If you’ve ever compared notes with another person who has diabetes, chances are that your treatment regimens are different, even if you have the same type of diabetes. Why is this?
Health-care practitioners have a large amount of information to take into consideration when deciding on a course of therapy for an individual. They have information on the condition itself and what causes it. They have information on the options for treating it, and, for some conditions, there may be many options. And they have information on the person needing treatment, which can also affect which type of therapy is offered.
This article explores how doctors decide what therapy to recommend and why finding the best therapy for any one individual often takes trial and error.
Diagnosing the problem
The condition or symptom to be treated is the basis for choosing a treatment. Sometimes a diagnosis is made when a person comes to his doctor with symptoms, and sometimes a routine screening test reveals a medical condition needing treatment, even when there are no symptoms. In the case of diabetes, a diagnosis may be made based on a combination of symptoms of diabetes — such as excessive thirst, frequently passing large volumes of urine, and weight loss — and a blood test, or it may be made based on the results of a blood test alone, even when a person has no symptoms.

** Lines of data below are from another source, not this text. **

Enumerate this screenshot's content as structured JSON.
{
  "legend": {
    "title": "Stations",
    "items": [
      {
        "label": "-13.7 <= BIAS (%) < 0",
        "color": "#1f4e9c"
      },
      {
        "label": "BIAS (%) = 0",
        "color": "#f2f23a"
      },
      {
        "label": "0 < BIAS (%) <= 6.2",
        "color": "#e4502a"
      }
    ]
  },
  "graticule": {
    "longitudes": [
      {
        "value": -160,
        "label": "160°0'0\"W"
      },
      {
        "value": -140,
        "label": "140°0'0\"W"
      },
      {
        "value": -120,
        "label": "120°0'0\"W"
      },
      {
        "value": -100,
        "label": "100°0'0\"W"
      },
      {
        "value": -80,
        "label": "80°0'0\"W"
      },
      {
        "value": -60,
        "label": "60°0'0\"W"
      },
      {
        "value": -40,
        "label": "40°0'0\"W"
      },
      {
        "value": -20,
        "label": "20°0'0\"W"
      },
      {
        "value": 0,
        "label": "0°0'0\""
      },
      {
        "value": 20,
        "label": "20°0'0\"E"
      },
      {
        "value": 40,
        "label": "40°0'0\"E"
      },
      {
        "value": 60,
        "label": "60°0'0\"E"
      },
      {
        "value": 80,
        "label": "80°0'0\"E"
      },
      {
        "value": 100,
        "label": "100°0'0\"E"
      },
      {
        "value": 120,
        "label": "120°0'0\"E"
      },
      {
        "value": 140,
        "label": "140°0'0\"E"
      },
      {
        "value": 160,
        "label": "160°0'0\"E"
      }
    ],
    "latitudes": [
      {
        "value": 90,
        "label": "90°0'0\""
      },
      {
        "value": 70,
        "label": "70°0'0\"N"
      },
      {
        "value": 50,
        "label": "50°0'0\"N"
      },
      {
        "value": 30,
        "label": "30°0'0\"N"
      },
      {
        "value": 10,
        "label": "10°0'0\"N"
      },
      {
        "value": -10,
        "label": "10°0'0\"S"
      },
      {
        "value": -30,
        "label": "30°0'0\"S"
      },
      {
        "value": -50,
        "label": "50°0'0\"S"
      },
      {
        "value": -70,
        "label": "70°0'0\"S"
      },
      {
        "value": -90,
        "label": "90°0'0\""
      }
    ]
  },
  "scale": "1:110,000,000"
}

Years of research go into determining which tests to use to diagnose a condition, as well as which test results indicate that treatment is needed. In some cases, a test must be repeated one or more times to confirm the first result, or another test must be done to confirm a diagnosis.
However, both the test used to diagnose a condition, and/or the test result at which a diagnosis is made, may change over time, as more research is done, more is learned about a condition, and better tests are devised.
The are currently four types of blood tests that can be used to diagnose diabetes: the HbA1c test (a result of 6.5% or higher means diabetes), the fasting plasma glucose test (a result of 126 mg/dl or higher means diabetes), the oral glucose tolerance test (a two-hour plasma glucose level of 200 mg/dl or higher means diabetes), and the random plasma glucose test (a level of 200 mg/dl or higher means diabetes in a person with symptoms of diabetes). In each case, the practitioner must choose the most appropriate test.
Up until recently, the fasting plasma glucose test was the preferred test for screening people for Type 2 diabetes. In 2010, however, the American Diabetes Association (ADA) began recommending that the HbA1c test be used instead. This is at least in part because it is not necessary to fast before having an HbA1c test, the test does not require drinking a glucose solution, and a person’s HbA1c level is unaffected by stress or illness at the time the blood sample is taken. However, one of the other tests may still be used if a practitioner has reason to believe that one of them would give more meaningful results in a given individual. And when screening pregnant women for gestational diabetes, the oral glucose tolerance test is still the preferred test, but the cut-off values indicating gestational diabetes are different from the cut-off indicating Type 1 or Type 2 diabetes.
There are multiple ways to diagnose many conditions other than diabetes, as well, and the test chosen often depends on the individual. This is because personal characteristics such as sex or the presence of certain medical conditions can affect the accuracy of some medical tests. Being a woman and having diabetes, for example, can influence which tests are used to detect coronary artery disease.